Research scientist Ashwin Balakrishna, who helped build the model, described the shift in personal terms: "My experience has always been that when I deeply know what's in the data, I can kind of just guess what the model will be able to do. I'm rarely surprised. But the last few months have been the first time where I'm genuinely surprised."

He bought a random gear set, asked the robot to rotate a gear, and it worked. Nobody trained it on that.

What's still fragile

The researchers are careful not to oversell it, and the honesty is useful.

Prompting has to be precise. The wrong wording on a task instruction doesn't just reduce performance, it can drop success rates back toward the floor. The knowledge inside the model is diffuse, assembled from fragments nobody can fully trace, and nobody on the team can predict with confidence where it will hold and where it will quietly break.

Lucy Shi, a Physical Intelligence researcher and Stanford computer science PhD student, put it plainly: "Sometimes the failure mode is not on the robot or on the model. It's on us. Not being good at prompt engineering."

That's a meaningful admission. The model's generalization depends on how well a human can articulate a task. The robot figured out the air fryer, but only because a researcher spent thirty minutes finding the right words.

Levine is also clear about the current ceiling: "You can't tell it, 'Hey, go make me some toast.'" The tasks demonstrated are still relatively structured, and the company acknowledges that criticism. But they also published the numbers, and the numbers are hard to dismiss.

Why it matters

Robotics has had a version of this conversation before. Every few years there's a demo that looks like an inflection point and turns out to be a carefully constructed exception. The skepticism is earned.

What's different here is that the generalist-specialist parity result is a direct, measurable comparison against the company's own prior work, not against an abstract benchmark.
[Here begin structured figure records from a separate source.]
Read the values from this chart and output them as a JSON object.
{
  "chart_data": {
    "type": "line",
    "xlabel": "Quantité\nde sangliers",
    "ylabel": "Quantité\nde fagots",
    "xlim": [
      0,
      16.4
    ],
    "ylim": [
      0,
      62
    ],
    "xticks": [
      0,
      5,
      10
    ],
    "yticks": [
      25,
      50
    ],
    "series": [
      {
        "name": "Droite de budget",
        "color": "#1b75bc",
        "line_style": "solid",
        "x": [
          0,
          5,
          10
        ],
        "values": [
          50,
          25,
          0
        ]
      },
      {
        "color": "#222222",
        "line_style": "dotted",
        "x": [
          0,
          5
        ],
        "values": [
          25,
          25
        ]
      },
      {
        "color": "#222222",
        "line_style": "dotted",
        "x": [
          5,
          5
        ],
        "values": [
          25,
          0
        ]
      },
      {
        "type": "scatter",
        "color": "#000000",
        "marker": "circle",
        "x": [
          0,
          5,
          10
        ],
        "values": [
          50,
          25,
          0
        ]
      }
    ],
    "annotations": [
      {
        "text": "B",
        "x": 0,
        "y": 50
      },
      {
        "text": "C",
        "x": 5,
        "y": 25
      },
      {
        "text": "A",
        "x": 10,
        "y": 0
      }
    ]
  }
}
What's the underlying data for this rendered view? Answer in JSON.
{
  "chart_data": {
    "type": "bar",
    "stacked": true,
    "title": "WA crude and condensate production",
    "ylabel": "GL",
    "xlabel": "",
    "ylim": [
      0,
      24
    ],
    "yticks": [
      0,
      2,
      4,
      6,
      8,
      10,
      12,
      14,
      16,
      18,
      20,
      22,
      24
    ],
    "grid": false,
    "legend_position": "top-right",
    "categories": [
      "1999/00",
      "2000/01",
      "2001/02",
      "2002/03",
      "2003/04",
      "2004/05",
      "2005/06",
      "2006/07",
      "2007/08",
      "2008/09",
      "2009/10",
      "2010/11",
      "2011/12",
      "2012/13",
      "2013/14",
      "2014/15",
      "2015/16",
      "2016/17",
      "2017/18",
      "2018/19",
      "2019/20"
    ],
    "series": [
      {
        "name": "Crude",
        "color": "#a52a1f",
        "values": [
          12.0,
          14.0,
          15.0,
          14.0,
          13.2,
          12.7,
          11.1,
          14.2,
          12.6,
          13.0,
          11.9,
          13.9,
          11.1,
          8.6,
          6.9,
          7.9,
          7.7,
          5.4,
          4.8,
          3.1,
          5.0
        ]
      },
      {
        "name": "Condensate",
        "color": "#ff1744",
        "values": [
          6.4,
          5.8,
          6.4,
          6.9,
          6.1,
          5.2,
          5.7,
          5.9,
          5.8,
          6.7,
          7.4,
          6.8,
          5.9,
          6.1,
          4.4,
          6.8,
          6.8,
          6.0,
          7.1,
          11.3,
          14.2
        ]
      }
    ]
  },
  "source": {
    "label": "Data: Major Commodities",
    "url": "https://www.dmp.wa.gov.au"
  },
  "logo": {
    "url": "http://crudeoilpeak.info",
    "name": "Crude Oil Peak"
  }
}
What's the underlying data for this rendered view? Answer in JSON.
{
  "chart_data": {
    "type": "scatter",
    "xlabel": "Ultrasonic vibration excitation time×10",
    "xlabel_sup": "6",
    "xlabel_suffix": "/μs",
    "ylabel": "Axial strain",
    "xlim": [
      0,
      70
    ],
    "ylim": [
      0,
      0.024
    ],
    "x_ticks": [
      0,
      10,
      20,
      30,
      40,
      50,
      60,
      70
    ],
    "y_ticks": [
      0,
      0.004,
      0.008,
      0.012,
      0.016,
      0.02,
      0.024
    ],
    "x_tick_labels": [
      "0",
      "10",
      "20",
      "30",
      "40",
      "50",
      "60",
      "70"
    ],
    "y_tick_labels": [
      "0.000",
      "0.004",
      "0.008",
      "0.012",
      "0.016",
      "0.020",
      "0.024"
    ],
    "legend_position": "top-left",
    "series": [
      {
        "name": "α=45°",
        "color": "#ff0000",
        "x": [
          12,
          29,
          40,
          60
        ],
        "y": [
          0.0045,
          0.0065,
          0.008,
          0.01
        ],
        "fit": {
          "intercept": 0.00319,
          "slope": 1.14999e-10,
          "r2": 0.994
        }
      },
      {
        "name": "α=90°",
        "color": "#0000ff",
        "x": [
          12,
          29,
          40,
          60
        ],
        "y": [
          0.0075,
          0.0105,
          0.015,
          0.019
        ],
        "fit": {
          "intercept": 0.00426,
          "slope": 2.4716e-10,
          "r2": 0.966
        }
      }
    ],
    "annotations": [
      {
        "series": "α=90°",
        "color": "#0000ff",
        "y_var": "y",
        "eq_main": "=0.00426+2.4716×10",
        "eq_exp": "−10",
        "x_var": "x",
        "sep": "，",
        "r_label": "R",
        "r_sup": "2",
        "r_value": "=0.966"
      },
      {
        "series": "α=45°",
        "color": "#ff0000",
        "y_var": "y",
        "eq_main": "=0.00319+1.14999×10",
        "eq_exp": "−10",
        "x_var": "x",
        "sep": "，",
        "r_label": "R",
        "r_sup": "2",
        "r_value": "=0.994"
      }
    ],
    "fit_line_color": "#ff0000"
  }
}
Physical Intelligence tuned those specialist models specifically to perform well. The generalist matched them without that tuning. That's not a demo. That's a controlled comparison.

The company is now reportedly in discussions for a new funding round that would value it near $11 billion, roughly double its last formal valuation. Investors appear to be reading the same paper.

The standard objection to every robotics milestone is that it happened in a lab, on a task that was designed to succeed, with humans watching. That objection still applies here. But the researchers themselves say they're being surprised by what the model can do. When the people who built something can no longer predict its behavior from first principles, something has changed.

If a robot can figure out an air fryer from two unrelated training clips, the question worth sitting with isn't whether this is impressive. It's which task you currently assume still requires a human that quietly falls next, and whether you'd even notice when it did.